Config System¶

We found the traditional yacs-based config system or python argparse command-line options suffer from providing enough flexibility for the development of new project. So we borrowed the lazy config system design from detectron2 which forms the non-intrusive config system for LiBai.

You can refer to the d2 tutorial for more details of the syntax and basic usage of lazy config. We will show you some example usage in LiBai in the following section.

Configs in LiBai¶

In LiBai, we define a standard set of config namespaces for later use. This set of namespaces must be kept if you want to perform the complete training and evaluation process of LiBai.

In summary, this set of namespaces is model, graph, train, optim, dataloader, tokenization(optional), and we will introduce it in detail as follows.

model¶

The configuration for model definition. You can refer to configs/common/models for more examples.

A model config file can be loaded like this:

# bert.py:
from libai.config import LazyCall
from libai.models import BertModel

# define a model with lazycall
bert_model = LazyCall(BertModel)(
    vocab_size=30522,
    hidden_size=768,
    hidden_layers=24,
    num_attention_heads=12,
    intermediate_size=4096,
    hidden_dropout_prob=0.1,
    attention_probs_dropout_prob=0.1,
    max_position_embeddings=512,
    num_tokentypes=2,
    add_pooling_layer=True,
    initializer_range=0.02,
    layernorm_eps=1e-5,
    bias_gelu_fusion=True,
    bias_dropout_fusion=True,
    scale_mask_softmax_fusion=False,
    apply_query_key_layer_scaling=True,
    add_binary_head=True,
    amp_enabled=False,
)

# my_config.py:
from bert import bert_model as model
assert model.hidden_size == 768
model.hidden_layers = 12 # change hidden layers

After you define the model config in a python file, you can import it in the global scope of the config file. Note that you need to rename it as model regardless of the name used in model config.

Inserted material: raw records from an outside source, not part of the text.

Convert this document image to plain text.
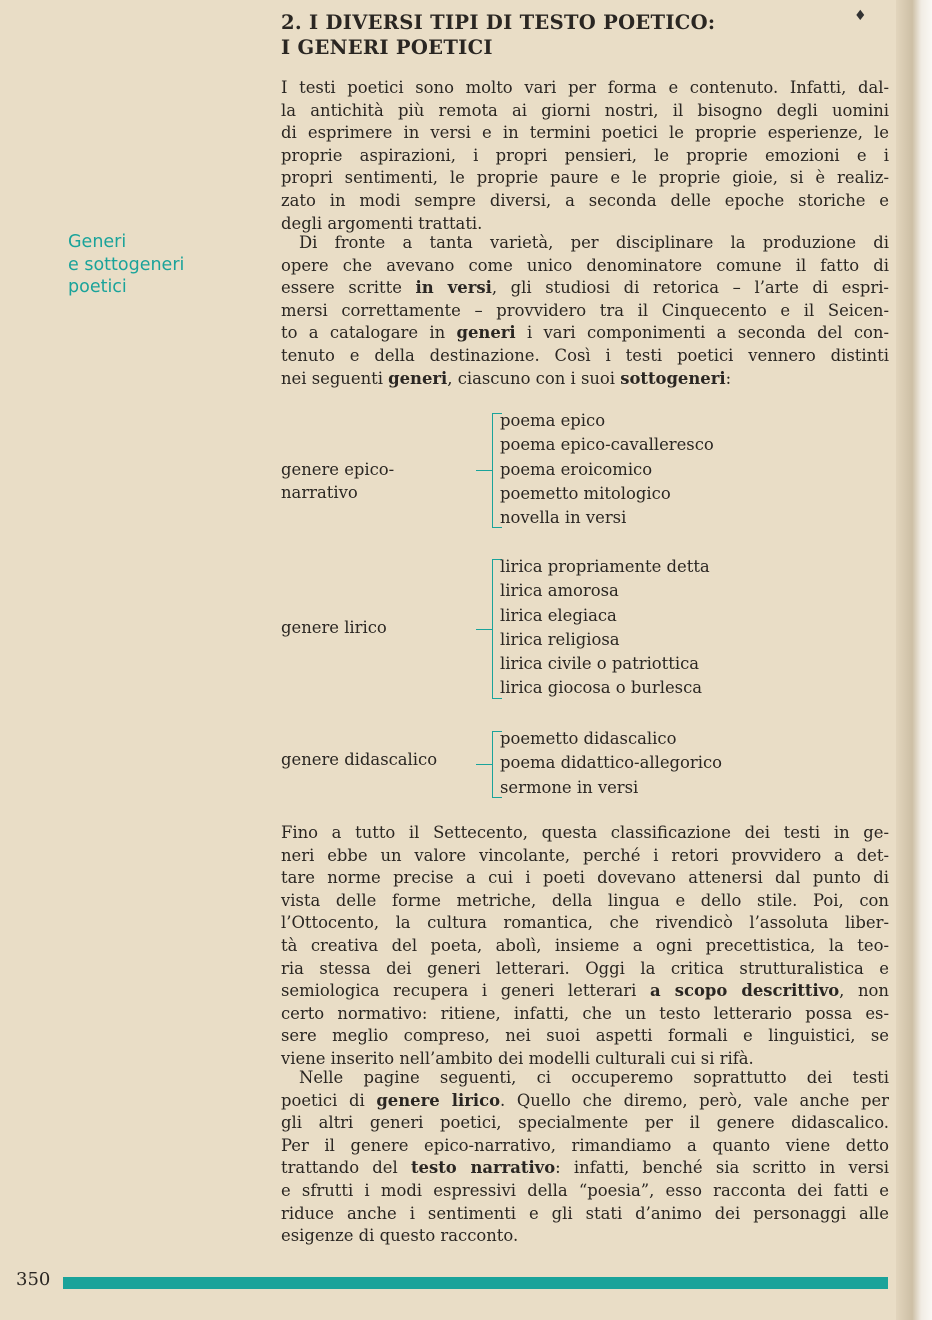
♦
2. I DIVERSI TIPI DI TESTO POETICO:
I GENERI POETICI
Generi
e sottogeneri
poetici
I testi poetici sono molto vari per forma e contenuto. Infatti, dal-
la antichità più remota ai giorni nostri, il bisogno degli uomini
di esprimere in versi e in termini poetici le proprie esperienze, le
proprie aspirazioni, i propri pensieri, le proprie emozioni e i
propri sentimenti, le proprie paure e le proprie gioie, si è realiz-
zato in modi sempre diversi, a seconda delle epoche storiche e
degli argomenti trattati.
Di fronte a tanta varietà, per disciplinare la produzione di
opere che avevano come unico denominatore comune il fatto di
essere scritte in versi, gli studiosi di retorica – l’arte di espri-
mersi correttamente – provvidero tra il Cinquecento e il Seicen-
to a catalogare in generi i vari componimenti a seconda del con-
tenuto e della destinazione. Così i testi poetici vennero distinti
nei seguenti generi, ciascuno con i suoi sottogeneri:
genere epico-
narrativo
poema epico
poema epico-cavalleresco
poema eroicomico
poemetto mitologico
novella in versi
genere lirico
lirica propriamente detta
lirica amorosa
lirica elegiaca
lirica religiosa
lirica civile o patriottica
lirica giocosa o burlesca
genere didascalico
poemetto didascalico
poema didattico-allegorico
sermone in versi
Fino a tutto il Settecento, questa classificazione dei testi in ge-
neri ebbe un valore vincolante, perché i retori provvidero a det-
tare norme precise a cui i poeti dovevano attenersi dal punto di
vista delle forme metriche, della lingua e dello stile. Poi, con
l’Ottocento, la cultura romantica, che rivendicò l’assoluta liber-
tà creativa del poeta, abolì, insieme a ogni precettistica, la teo-
ria stessa dei generi letterari. Oggi la critica strutturalistica e
semiologica recupera i generi letterari a scopo descrittivo, non
certo normativo: ritiene, infatti, che un testo letterario possa es-
sere meglio compreso, nei suoi aspetti formali e linguistici, se
viene inserito nell’ambito dei modelli culturali cui si rifà.
Nelle pagine seguenti, ci occuperemo soprattutto dei testi
poetici di genere lirico. Quello che diremo, però, vale anche per
gli altri generi poetici, specialmente per il genere didascalico.
Per il genere epico-narrativo, rimandiamo a quanto viene detto
trattando del testo narrativo: infatti, benché sia scritto in versi
e sfrutti i modi espressivi della “poesia”, esso racconta dei fatti e
riduce anche i sentimenti e gli stati d’animo dei personaggi alle
esigenze di questo racconto.
350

You can access and change all keys in the model config after import.

graph¶

The configuration for static nn.Graph mode. You can learn more information about the static graph mode from the official nn.Graph docs.

LiBai has already defined a GraphBase class for almost all models use. You can simply turn on this option converting eager mode to graph mode.

The graph config can be found in graph.py, and two useful options are shown as follows:

# Turn on graph mode, if set to `False`, will use eager mode.
graph.enabled = True 

# Set graph debug level, -1 means no debug info, and 0,1,2,3 can be 
# set for different debug levels. 
# More information can be found in nn.Graph documents.
graph.debug = -1 

train¶

This is the config for training and evaluation. You can find the default train config in configs/common/train.py.

We will show you the convention about training / test specific parameters as follows:

from libai.config import LazyCall

train = dict(
    
    # Directory where output files are written
    output_dir="./output",

    # `train_micro_batch_size` is number of samples per batch on each GPU. 
    # train_mini_batch_size = train_micro_batch_size * num_accumulation_steps.
    # This is also the number of training samples per step (i.e. per iteration). 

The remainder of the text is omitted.